On a suivi, par quelques récits circonstanciés fournis par l’abbé Féraud, quelques épisodes de cette guerre dévastatrice, à la fois pour les esprits et pour les biens. Une recherche plus approfondie mériterait d’être menée pour en mieux connaître les évènements et leurs répercussions. Occupation et siège des villages, incendies et destructions n’ont guère favorisé la reprise économique et le renouveau de la population. Guerre fratricide où les familles se déchirent prenant partie pour l’un ou l’autre camp, pour l’une ou l’autre religion.

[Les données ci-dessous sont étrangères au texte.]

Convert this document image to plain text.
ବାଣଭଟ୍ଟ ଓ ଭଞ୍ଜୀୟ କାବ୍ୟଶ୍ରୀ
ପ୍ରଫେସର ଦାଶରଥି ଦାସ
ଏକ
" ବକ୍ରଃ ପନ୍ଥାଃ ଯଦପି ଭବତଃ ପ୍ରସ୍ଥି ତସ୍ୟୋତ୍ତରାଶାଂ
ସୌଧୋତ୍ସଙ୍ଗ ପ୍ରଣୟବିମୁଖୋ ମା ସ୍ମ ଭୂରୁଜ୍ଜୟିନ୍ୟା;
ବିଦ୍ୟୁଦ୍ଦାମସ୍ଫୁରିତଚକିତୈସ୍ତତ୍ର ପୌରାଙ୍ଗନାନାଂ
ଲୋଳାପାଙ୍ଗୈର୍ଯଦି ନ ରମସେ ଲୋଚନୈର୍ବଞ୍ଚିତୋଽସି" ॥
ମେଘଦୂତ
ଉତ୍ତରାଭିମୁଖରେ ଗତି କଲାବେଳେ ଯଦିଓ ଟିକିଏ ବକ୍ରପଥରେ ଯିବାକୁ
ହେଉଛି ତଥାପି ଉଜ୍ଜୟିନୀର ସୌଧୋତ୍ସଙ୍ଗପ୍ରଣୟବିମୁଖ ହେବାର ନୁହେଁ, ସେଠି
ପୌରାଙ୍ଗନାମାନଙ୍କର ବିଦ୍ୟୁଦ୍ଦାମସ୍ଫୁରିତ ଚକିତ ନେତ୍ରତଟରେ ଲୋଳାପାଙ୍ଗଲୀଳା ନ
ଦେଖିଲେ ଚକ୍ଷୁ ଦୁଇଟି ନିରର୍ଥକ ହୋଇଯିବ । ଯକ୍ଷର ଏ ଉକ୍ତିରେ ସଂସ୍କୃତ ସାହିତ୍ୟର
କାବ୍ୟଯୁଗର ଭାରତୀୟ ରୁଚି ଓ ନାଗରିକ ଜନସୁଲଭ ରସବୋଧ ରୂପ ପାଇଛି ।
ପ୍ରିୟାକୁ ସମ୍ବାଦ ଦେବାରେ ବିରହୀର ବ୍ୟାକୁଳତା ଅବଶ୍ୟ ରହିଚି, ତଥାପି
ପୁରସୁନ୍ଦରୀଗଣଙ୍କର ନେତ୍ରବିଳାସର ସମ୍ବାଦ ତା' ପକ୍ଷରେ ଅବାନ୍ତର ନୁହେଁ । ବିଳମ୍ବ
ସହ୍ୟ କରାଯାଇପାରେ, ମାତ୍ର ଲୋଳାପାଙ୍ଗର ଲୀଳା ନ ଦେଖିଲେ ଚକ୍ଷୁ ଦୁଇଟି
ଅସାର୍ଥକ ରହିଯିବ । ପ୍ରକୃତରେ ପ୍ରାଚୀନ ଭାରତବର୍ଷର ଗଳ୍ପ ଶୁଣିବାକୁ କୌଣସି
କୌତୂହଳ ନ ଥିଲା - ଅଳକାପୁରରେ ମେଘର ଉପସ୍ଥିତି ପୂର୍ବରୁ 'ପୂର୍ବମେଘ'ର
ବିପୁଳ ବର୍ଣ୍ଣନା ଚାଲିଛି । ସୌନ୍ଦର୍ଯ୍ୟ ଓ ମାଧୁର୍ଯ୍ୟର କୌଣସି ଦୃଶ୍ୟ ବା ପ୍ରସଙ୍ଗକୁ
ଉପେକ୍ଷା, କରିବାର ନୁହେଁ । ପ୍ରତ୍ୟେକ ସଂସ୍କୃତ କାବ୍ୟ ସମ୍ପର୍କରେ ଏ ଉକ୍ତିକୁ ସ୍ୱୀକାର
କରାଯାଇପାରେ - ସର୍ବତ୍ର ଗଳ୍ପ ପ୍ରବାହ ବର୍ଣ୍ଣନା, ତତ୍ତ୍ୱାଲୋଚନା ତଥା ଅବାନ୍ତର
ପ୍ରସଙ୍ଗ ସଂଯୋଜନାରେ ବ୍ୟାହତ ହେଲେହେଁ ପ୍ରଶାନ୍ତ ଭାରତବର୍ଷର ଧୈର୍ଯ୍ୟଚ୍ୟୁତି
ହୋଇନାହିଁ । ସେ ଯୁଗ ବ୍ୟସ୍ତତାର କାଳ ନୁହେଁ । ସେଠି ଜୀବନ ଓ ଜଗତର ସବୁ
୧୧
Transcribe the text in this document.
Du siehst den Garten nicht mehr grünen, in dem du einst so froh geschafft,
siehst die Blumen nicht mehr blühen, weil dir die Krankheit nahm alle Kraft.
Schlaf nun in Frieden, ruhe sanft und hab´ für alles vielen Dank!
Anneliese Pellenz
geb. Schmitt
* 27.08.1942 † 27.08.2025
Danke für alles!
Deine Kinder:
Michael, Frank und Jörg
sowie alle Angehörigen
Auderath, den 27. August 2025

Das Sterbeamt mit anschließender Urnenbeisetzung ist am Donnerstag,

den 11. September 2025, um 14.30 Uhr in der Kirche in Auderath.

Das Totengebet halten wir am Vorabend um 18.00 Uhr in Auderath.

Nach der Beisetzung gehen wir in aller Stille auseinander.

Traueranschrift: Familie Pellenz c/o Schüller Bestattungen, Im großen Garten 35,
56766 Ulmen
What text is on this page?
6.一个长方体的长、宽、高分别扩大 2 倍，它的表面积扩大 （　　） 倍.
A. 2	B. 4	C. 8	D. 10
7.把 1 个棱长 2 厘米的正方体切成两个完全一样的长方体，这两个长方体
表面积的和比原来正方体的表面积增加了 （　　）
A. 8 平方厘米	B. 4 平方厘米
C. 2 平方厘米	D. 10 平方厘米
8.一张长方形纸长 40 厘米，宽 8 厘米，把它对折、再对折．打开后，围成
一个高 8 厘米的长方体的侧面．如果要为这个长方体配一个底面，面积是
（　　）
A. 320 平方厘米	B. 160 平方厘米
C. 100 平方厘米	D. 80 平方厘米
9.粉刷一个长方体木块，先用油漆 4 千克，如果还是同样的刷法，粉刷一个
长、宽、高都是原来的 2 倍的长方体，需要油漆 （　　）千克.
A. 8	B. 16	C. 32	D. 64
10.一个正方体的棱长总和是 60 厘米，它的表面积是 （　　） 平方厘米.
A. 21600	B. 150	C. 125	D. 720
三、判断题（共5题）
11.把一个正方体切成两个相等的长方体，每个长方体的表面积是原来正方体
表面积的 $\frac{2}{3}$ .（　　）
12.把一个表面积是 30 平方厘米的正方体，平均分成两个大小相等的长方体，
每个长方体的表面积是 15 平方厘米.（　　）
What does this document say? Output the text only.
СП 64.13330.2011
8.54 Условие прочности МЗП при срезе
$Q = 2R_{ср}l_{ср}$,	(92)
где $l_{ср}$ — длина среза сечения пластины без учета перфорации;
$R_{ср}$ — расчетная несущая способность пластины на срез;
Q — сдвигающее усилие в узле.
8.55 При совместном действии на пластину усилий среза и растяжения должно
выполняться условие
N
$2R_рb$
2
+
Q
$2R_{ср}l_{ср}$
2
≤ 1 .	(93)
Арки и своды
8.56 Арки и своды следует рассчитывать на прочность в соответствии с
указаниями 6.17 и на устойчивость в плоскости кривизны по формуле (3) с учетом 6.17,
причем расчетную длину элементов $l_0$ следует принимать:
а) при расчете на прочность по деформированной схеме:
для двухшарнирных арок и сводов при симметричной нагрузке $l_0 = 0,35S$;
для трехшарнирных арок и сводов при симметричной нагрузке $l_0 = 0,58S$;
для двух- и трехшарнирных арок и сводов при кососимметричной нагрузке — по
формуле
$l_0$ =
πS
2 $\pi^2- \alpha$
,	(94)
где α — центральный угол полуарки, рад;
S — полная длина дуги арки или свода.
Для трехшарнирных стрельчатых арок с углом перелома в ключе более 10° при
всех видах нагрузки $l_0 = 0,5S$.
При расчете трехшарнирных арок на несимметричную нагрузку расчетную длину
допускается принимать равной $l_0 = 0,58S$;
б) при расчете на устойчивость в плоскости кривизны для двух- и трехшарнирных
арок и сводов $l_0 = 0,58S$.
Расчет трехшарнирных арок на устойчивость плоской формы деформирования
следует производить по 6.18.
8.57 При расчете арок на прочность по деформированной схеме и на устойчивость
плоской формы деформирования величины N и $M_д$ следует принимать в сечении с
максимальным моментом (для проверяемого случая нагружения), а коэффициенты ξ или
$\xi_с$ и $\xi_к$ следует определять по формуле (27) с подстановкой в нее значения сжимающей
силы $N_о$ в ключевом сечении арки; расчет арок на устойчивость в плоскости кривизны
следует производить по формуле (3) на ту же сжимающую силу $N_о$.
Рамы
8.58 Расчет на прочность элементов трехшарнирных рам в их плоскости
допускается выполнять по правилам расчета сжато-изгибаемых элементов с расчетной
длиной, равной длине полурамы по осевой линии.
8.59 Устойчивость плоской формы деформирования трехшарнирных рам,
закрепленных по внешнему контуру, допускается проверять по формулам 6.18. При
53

Ici, on ne peut que soupçonner les drames internes survenus dans les villages par manque de documentation adaptée. On a seulement pu constater l’état des églises paroissiales à la fin de cet épisode par la visite pastorale effectuée en 1599. Toutes sont plus ou moins en ruine, les couvertures semblent avoir particulièrement souffert, voûte entr’ouverte - il pleut dans la nef. Le mobilier est en mauvais état ou il a disparu, les cloches sont brisées, il n’y a plus de porte, les cimetières sont tout ouverts, etc.

 

 

Du XVIIe à nos jours

 

A partir du début du XVIIe siècle, le pays va se revitaliser. Il faudra du temps pour reconstruire les édifices, tant privés que religieux et reconquérir les terres abandonnées. L’augmentation de la population, en progression constante, va atteindre son point culminant aux XVIIIe et XIXe siècles retrouvant presque le taux atteint en 1315. Le déclin amorcé dès la fin du XIXe siècle va être très rapide. En un siècle, la population chute de 70 %.

 

Population Durance XVIII

 

Les maisons de villages, les fermes et les bastides de la campagne sont rénovées. Les seigneurs se bâtissent de nouveaux châteaux dont la plupart subsistent encore aujourd’hui. L’Eglise, au cours du XVIIIe siècle, ouvre des succursales dans les hameaux éloignés de la paroisse. C’est la restauration des chapelles Saint-Marcellin et Saint-Didier à Valernes, la création de la chapelle des Roches, sans doute sur un ancien édifice, de Notre-Dame du Pin et de celle du Col de Blaux à Curbans, de la chapelle du hameau des Tourniaires suivi de la restauration de l’ancienne église de Saint-Jean à Venterol.

 

La Révolution va rendre aux habitants les terres tenues par les seigneurs. On a vu, par quelques exemples, l’étendue et la richesse des biens nobles. Ceux de l’Eglise, par contre, sont apparus beaucoup moins importants qu’on aurait pu l’estimer. A partir du milieu du XIXe siècle, commence une ère de progrès dans tous les domaines. L’agriculture s’enrichit de nouvelles espèces cultivables, l’école atteint tous les enfants et les travaux d’amélioration de l’habitat accaparent les municipalités. Les routes carrossables remplacent les chemins muletiers, les ponts se substituent aux bacs et au passage à gué. Nous avons vu, par quelques exemples tirés de certaines communes, combien ce fut long et difficile.